# Suggestions on a postcard



## Will.P (12 Mar 2018)

I have a small problem, whilst cleaning my glassware yesterday my pipe cleaning brush decided to part company with its flexible shaft.



 
Other than breaking the glass, I really can't think of a solution.

Luckily I had a spare to hand.

Suggestions on a postcard please.

Thanks

Will


----------



## Angus (12 Mar 2018)

Pull it out with a coathangar.

Sent from my E2303 using Tapatalk


----------



## Edvet (12 Mar 2018)

Flick of the wrist so gravity/acceleration moves it gradually


----------



## Angus (12 Mar 2018)

Edvet said:


> Flick of the wrist so gravity/acceleration moves it gradually


You got a good wrist action then edvet? 

Sent from my E2303 using Tapatalk


----------



## MarkyP (12 Mar 2018)

you could try a length of fishing line with a hook attached and try to snag it and pull it out


----------



## castle (12 Mar 2018)

Get some netting, like that mesh used on a fish catching net. Put this over the pipe you'd connect to the inlet. Push it down with your finger, this'll catch the broken item.

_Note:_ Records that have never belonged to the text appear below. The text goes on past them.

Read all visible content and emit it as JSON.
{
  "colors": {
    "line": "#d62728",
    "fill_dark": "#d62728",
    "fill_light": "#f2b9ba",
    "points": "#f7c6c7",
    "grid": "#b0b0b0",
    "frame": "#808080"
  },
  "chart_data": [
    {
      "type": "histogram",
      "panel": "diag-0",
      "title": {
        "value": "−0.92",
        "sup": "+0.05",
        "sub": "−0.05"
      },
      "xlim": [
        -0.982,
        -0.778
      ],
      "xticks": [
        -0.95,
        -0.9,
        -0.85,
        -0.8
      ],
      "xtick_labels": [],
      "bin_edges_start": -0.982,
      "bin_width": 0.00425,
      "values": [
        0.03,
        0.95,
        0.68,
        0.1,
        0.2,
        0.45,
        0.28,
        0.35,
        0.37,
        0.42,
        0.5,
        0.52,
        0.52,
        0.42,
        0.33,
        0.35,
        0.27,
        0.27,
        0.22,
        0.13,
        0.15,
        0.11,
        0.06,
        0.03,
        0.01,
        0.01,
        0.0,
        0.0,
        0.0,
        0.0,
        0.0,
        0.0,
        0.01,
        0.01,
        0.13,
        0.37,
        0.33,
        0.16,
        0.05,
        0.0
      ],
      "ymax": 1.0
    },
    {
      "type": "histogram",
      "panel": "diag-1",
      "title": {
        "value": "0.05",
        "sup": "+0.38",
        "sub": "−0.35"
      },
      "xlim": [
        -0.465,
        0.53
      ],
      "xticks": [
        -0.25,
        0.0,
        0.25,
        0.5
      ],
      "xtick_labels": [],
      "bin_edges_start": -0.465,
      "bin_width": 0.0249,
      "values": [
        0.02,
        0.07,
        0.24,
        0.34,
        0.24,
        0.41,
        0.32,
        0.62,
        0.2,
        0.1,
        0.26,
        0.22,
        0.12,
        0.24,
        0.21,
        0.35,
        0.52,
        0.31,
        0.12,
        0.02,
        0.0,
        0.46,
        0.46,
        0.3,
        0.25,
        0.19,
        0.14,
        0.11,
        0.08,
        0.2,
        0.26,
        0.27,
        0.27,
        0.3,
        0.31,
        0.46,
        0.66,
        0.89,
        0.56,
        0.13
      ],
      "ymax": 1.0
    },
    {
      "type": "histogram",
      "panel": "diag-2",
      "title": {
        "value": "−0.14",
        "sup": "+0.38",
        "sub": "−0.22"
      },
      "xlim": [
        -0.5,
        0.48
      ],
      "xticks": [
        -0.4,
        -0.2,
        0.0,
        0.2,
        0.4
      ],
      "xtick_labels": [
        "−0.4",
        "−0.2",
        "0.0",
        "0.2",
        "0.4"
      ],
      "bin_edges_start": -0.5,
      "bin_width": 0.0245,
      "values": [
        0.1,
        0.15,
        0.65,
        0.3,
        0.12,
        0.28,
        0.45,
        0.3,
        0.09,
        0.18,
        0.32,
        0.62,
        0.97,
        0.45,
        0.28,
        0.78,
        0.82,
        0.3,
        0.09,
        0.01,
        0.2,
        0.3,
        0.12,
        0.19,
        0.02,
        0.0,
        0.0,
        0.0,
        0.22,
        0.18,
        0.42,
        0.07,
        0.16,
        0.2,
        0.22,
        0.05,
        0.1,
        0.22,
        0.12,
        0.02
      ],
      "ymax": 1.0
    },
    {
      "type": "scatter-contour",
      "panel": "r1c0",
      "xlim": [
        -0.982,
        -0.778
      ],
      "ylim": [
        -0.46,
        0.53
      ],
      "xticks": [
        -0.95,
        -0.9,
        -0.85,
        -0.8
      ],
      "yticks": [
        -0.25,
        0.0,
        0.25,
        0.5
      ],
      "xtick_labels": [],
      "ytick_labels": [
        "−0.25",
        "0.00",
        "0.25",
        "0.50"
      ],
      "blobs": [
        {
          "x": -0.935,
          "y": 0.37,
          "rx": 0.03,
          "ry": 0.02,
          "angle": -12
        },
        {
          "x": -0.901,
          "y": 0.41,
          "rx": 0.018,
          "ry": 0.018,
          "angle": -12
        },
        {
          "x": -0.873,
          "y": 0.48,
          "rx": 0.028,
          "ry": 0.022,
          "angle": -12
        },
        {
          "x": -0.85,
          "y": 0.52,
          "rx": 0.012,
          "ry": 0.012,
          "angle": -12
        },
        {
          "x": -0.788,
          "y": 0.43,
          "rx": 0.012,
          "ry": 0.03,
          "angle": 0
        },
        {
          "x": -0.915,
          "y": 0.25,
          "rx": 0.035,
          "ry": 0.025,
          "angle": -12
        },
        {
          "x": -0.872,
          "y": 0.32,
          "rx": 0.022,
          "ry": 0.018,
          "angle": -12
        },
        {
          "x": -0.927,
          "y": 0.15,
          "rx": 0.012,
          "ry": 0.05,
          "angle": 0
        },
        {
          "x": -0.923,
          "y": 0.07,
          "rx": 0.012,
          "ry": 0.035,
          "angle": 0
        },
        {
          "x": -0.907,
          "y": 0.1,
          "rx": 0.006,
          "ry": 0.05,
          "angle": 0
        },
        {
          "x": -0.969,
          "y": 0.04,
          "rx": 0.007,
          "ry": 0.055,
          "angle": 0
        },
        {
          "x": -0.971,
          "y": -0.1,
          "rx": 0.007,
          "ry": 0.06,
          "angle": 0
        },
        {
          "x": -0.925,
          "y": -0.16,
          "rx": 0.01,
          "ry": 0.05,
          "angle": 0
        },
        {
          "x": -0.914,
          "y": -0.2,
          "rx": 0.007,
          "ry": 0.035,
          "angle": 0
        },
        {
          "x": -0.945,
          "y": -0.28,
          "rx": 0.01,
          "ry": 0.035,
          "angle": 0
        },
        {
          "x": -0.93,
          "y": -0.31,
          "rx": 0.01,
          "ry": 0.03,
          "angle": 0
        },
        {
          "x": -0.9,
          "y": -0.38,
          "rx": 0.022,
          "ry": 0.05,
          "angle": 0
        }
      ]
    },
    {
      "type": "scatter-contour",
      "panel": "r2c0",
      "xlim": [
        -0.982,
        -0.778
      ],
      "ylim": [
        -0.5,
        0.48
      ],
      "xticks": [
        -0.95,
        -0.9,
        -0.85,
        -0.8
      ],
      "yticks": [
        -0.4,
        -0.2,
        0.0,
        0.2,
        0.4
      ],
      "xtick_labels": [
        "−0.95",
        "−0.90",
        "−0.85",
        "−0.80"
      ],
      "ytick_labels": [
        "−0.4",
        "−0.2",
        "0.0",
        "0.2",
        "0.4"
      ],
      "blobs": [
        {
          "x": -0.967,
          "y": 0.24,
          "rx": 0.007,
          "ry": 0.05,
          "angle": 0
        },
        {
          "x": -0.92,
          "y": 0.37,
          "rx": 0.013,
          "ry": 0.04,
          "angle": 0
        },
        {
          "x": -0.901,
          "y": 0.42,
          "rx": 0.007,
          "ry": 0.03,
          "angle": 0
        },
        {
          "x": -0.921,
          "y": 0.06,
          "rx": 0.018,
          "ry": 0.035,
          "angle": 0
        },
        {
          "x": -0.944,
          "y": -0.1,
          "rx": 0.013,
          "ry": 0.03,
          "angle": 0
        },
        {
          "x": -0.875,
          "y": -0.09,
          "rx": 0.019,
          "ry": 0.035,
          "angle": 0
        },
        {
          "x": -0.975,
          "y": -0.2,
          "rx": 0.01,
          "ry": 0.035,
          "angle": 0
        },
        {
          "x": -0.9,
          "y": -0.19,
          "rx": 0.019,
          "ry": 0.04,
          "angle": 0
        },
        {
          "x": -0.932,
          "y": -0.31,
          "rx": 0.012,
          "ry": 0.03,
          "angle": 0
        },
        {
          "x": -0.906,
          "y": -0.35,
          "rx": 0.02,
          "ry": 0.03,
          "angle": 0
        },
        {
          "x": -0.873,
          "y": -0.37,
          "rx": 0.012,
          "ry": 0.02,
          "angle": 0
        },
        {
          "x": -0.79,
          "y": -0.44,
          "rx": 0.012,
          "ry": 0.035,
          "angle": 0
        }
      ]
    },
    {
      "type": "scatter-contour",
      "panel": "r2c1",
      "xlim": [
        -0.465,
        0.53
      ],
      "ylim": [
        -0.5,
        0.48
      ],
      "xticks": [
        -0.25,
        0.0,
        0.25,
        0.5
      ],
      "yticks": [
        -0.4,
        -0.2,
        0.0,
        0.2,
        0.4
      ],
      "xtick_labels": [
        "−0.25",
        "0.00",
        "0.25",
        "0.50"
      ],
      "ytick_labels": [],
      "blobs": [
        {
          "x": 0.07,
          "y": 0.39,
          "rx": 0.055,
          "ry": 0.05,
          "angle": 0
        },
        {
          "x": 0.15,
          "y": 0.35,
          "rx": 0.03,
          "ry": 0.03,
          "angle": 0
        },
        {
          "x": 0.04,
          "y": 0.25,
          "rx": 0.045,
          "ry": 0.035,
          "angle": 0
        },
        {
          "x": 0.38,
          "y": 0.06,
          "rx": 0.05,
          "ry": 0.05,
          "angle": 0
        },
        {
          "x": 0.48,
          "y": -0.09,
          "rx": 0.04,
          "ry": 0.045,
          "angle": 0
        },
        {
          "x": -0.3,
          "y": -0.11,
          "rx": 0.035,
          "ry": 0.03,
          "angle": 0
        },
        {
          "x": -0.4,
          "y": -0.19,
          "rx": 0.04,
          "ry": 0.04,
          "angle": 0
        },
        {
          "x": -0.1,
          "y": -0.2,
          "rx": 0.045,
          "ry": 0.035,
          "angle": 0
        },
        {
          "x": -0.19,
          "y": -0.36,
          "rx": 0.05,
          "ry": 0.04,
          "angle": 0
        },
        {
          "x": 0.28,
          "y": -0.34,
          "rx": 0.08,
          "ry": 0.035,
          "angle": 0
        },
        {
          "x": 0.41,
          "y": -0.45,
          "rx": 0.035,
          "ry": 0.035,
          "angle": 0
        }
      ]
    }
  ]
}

Then, reconnect inlet and turn on pump. It should suck it out.


----------



## Fisher2007 (12 Mar 2018)

My suggestion would be....

Length of copper wire (centre of a piece of cable if you have some), bend the end over to create a hook, slide it down/round the pipe and try and snag it and pull it out


----------



## Edvet (12 Mar 2018)

fozziebear said:


> ot a good wrist action


Almost 60 years of experience


----------



## Gill (12 Mar 2018)

Floristry wire from hobby craft or jewellery wire. 
Make a loop at one end and then feed it in from the intake slits. And make the wire long enough that you can pull it thru from the other end. hook it onto the nub on the tip of the brush. and gently pull back thru, so that the hard snap does not scratch the glass. If you are worried about scratching pour some fair liquid in to lubricate the inner glass.


----------



## Will.P (12 Mar 2018)

Many thanks for the suggestions, unfortunately the glass did not survive the extraction process,

I tried the coat hanger method, the bend in the pipe was too sharp to allow the hanger to reach.
My wrist action was lacking and failed to budge it at all.
No hooks to fasten to the fishing line and the line I have is very fine.

I noticed the slotted end of the pipe had a small hole in it, so I thinned down a bamboo skewer and pushed up through the hole, the brush was starting to move and then CRACK a little too much English had cracked the end, all is not lost though, I can still use it with a mesh shrimp safe strainer over the end 

Thanks again,

Will


----------



## Angus (12 Mar 2018)

Atleast you tried will, part of the reason i hate glass is because i have gorilla hands and break everything...


----------